D.W. Tomlinson to R.W. Robbins, 9 July 1933, Box 124–517, Charles A. Lindbergh Papers, Yale University Library;
D.W. Douglas, “The Douglas DC-1 Airliner,” Aero Digest, vol. 23, no. 4 (Oct. 1933);
Douglas J. Ingells, The Plane That Changed the World (Aero Publishers, 1966);
Peter W. Brooks, The Modern Airliner (Putnam, 1961).
10. Lockheed XC-35
Lockheed’s XC-35 was the world’s first aircraft specifically constructed with a pressurized passenger cabin and, as aerospace medical historian Douglas Robinson notes, is “the true ancestor of all modern pressurized airliners.” Credit for the cabin goes to structures experts Major Carl Greene and John Younger, both of whom worked for the Air Corps Engineering Division at Wright Field (now Wright-Patterson Air Force Base) in Ohio. They worked with Lockheed to redesign the fuselage of the Lockheed 10A Electra, adding two turbosuperchargers to its radial engines both to improve altitude performance and to feed air to the cabin. Designated XC-35 and delivered to Wright Field in May 1937, it began flight testing in July, flying up to 33,000 feet while maintaining a cabin pressure of 9.5 pounds per square inch. The XC-35 underwent an extensive series of high-altitude flight tests, proving the practicability of pressurizing the cabin.
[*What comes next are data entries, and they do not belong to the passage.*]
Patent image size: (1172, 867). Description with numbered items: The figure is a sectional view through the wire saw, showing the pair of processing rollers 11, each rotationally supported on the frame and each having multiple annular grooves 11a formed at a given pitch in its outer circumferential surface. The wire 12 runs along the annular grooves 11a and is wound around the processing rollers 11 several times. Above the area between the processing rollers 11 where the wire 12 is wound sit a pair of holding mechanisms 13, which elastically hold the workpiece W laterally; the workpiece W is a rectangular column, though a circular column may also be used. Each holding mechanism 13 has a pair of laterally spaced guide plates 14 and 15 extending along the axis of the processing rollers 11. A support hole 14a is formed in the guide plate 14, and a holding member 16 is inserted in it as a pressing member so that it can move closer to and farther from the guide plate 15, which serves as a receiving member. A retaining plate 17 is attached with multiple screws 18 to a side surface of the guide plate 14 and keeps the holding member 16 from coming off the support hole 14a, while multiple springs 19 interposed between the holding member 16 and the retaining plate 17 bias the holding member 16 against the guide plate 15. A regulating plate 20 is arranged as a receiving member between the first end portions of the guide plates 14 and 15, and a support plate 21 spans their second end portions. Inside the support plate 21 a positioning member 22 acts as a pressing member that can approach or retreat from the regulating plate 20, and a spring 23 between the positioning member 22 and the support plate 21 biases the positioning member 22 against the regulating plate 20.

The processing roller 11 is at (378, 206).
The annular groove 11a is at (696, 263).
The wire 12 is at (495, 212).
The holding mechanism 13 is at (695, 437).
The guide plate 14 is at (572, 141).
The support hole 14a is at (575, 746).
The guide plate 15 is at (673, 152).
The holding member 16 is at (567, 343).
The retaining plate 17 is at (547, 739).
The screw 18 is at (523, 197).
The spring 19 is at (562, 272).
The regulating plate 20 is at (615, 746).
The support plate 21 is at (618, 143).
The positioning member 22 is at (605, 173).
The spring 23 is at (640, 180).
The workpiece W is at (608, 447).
So confident were Army Air Corps leaders of its safety that they allowed it to be used as an executive transport for Louis Johnson, the assistant secretary of war. The XC-35 won the 1937 Collier Trophy for the Air Corps. But more significantly, it pointed the way for pressurized bombers and transports, the first of which were Boeing’s B-29 and Model 307.
National Museum of the U.S. Air Force XC-35 Data Sheet;
XC-35 Curatorial File, National Air and Space Museum;
Douglas Robinson, The Dangerous Sky (University of Washington Press, 1973).